- Interactive map of Busk-Ivanhoe Tunnel

Overview
- Line: Colorado Midland Railroad
- Location: Hagerman Pass, Lake / Pitkin counties, Colorado
- Status: closed to traffic, used as a water tunnel

Operation
- Opened: 1893
- Closed: 1943
- Character: Aqueduct

Technical
- Track length: 9,394 feet (2,863 m)
- Max elevation: 10,953 feet (3,338 m)

= Busk–Ivanhoe Tunnel =

Busk–Ivanhoe Tunnel was a 9,394 ft (2,863 m) long railroad tunnel at an elevation of 10,953 ft (3,338 m) in Colorado. It was built by the Busk Tunnel Railway Company for the Colorado Midland Railroad in 1891 as a replacement for the Hagerman Tunnel at a lower, more direct route.

The tunnel was briefly abandoned following Colorado Midland's 1897 bankruptcy, but returned to use a few years later.

It was converted to auto traffic in 1922 as the Carlton Tunnel, a toll tunnel carrying then-State Highway 104, closing in 1942 when the state discontinued maintenance of the road.
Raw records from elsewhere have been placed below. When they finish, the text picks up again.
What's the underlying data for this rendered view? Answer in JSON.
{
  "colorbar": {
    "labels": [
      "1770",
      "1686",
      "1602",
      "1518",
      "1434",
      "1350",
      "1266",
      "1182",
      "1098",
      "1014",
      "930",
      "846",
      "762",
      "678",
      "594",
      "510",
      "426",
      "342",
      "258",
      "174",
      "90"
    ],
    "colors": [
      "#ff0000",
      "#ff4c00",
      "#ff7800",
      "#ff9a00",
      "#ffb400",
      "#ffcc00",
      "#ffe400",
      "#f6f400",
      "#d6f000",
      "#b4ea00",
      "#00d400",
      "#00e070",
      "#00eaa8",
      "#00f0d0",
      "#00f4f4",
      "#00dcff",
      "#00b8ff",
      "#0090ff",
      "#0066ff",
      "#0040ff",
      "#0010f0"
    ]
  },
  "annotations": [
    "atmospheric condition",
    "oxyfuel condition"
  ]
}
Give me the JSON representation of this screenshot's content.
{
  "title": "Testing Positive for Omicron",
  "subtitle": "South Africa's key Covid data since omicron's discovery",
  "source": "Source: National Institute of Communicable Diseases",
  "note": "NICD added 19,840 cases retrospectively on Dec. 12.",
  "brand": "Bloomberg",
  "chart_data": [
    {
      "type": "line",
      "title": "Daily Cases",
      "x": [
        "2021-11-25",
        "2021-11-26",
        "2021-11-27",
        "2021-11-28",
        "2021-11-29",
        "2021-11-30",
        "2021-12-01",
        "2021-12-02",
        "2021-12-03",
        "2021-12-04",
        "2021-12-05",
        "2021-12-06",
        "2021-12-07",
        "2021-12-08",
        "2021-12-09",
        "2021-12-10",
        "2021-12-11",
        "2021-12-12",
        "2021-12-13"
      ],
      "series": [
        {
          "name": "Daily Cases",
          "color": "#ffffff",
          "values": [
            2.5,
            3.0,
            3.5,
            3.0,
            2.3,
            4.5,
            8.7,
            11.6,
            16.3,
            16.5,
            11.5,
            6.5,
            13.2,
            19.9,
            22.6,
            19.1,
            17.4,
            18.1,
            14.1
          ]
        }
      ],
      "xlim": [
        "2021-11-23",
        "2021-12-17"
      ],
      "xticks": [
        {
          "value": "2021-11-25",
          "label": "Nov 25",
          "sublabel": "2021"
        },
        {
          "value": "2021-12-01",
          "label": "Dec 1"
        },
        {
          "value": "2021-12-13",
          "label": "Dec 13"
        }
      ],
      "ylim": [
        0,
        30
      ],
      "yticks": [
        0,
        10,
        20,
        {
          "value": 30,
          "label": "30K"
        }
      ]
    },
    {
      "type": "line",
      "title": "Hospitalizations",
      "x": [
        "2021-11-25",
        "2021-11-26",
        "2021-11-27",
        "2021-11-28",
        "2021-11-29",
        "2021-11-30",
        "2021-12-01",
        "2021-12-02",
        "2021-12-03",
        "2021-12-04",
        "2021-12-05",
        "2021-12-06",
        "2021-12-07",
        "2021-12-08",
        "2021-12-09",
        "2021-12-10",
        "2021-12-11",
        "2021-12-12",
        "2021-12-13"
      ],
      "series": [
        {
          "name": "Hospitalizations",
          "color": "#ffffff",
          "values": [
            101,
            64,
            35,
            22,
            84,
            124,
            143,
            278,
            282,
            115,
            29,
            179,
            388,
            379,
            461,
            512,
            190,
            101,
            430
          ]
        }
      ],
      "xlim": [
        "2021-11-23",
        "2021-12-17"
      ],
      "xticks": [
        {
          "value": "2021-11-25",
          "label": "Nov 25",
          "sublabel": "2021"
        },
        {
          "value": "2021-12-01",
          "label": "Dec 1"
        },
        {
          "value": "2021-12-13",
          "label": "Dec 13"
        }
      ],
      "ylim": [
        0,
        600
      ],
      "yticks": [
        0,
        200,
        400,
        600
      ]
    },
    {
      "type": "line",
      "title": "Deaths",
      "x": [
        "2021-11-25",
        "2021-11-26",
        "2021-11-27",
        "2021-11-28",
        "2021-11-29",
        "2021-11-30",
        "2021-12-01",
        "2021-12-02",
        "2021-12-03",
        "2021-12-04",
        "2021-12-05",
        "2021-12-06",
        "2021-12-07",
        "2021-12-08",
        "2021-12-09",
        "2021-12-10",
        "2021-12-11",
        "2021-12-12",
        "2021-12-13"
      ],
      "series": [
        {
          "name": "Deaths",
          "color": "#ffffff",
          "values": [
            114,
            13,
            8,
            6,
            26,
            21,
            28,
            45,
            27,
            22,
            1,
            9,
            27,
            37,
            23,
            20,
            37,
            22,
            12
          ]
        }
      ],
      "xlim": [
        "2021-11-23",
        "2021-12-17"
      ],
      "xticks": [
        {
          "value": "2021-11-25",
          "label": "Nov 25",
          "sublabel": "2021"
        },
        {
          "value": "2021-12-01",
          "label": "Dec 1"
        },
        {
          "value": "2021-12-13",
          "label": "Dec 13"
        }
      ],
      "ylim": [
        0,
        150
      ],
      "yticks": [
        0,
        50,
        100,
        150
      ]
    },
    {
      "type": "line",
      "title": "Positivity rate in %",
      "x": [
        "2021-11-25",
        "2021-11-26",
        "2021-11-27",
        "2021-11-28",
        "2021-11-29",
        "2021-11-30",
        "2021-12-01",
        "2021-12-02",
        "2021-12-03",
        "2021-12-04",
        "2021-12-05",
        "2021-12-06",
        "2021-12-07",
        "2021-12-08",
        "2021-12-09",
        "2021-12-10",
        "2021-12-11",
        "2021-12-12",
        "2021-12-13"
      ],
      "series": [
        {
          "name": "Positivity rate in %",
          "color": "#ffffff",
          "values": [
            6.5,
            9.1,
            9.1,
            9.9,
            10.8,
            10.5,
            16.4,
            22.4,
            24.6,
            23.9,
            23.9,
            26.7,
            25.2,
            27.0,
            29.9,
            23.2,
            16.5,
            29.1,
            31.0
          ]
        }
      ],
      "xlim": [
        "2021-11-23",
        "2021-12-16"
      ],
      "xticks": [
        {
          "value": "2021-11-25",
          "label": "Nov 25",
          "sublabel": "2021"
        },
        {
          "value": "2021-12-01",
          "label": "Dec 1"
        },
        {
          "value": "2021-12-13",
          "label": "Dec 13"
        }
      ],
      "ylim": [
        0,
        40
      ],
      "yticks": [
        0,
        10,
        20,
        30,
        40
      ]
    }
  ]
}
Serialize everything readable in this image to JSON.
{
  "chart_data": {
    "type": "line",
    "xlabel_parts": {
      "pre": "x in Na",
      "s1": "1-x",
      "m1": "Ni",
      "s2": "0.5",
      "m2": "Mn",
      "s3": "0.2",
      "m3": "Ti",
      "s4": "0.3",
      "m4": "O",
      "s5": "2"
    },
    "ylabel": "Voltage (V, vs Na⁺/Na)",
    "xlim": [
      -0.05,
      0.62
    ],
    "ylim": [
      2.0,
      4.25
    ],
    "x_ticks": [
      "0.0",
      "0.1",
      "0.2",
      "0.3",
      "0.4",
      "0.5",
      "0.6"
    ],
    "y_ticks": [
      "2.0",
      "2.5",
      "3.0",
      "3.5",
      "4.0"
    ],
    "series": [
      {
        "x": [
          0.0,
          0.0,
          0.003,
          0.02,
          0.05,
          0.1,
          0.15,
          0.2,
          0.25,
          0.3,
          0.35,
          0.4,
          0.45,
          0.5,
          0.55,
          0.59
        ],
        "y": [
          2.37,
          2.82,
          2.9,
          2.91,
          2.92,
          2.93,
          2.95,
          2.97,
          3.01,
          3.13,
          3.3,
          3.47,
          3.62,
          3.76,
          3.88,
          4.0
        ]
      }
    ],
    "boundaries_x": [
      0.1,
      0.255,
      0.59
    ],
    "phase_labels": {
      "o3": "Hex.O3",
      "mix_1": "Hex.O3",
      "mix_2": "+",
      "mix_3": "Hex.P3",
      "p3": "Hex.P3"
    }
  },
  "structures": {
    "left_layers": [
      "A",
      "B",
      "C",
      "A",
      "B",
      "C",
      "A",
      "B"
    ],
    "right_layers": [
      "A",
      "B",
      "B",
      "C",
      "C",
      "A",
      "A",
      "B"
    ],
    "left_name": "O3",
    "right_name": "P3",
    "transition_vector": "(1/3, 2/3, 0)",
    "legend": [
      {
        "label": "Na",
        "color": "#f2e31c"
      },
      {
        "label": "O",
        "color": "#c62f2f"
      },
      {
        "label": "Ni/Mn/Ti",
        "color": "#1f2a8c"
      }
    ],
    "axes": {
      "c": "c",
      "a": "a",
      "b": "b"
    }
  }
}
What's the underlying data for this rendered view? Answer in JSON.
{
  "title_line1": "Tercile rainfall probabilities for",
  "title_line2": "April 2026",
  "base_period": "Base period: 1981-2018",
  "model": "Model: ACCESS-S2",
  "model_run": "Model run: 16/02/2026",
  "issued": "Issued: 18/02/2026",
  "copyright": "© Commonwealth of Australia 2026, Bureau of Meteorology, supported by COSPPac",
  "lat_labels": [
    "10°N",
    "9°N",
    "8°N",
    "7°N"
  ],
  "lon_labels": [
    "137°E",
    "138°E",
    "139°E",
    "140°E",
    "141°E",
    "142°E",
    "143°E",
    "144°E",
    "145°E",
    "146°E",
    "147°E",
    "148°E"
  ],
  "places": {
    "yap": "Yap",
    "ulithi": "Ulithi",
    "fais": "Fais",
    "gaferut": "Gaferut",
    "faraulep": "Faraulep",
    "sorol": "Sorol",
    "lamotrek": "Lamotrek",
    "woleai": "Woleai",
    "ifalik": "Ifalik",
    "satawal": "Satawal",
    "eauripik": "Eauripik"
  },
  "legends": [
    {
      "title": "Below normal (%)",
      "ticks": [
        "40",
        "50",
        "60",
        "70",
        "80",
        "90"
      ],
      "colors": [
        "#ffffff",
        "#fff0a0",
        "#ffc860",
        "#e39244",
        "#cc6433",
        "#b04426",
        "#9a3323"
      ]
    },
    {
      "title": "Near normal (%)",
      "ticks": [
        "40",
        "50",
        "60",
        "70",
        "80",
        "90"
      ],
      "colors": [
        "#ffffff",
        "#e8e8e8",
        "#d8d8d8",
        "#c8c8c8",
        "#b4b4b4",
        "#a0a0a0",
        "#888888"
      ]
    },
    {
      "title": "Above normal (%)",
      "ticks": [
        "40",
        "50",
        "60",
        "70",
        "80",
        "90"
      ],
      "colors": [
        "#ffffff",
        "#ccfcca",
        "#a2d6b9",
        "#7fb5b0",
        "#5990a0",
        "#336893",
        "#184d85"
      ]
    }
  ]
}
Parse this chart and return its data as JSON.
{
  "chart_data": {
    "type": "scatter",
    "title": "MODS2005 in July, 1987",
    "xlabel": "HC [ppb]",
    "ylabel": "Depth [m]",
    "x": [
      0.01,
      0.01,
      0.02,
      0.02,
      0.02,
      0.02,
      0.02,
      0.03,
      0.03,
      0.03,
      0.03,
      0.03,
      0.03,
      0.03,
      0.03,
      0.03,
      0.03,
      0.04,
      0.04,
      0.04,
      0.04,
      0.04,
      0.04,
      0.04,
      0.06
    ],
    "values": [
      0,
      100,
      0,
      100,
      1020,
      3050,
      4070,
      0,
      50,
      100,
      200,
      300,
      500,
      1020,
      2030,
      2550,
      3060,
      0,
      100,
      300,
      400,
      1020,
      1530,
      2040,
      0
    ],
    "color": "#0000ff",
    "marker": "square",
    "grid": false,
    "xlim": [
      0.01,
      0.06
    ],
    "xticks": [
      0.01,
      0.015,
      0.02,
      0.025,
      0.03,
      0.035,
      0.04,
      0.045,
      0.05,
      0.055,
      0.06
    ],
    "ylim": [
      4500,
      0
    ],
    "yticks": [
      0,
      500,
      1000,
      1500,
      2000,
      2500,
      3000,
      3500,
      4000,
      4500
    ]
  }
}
The tunnel collapsed in 1945.

Starting in 1921, while it was still a highway tunnel, the tunnel was also used as a water diversion tunnel, moving water from Ivanhoe Lake in the Colorado River Basin to Busk Creek in the Arkansas River Basin. After the tunnel collapse, the Highline Canal Company purchased the tunnel, repairing it at a cost of $50,000. The water was originally used for irrigation of agricultural lands in the Arkansas Valley in Southeastern Colorado. The Board of Water Works of Pueblo, Colorado bought half of the water rights in 1971, and the City of Aurora bought most of the remaining rights in 1988.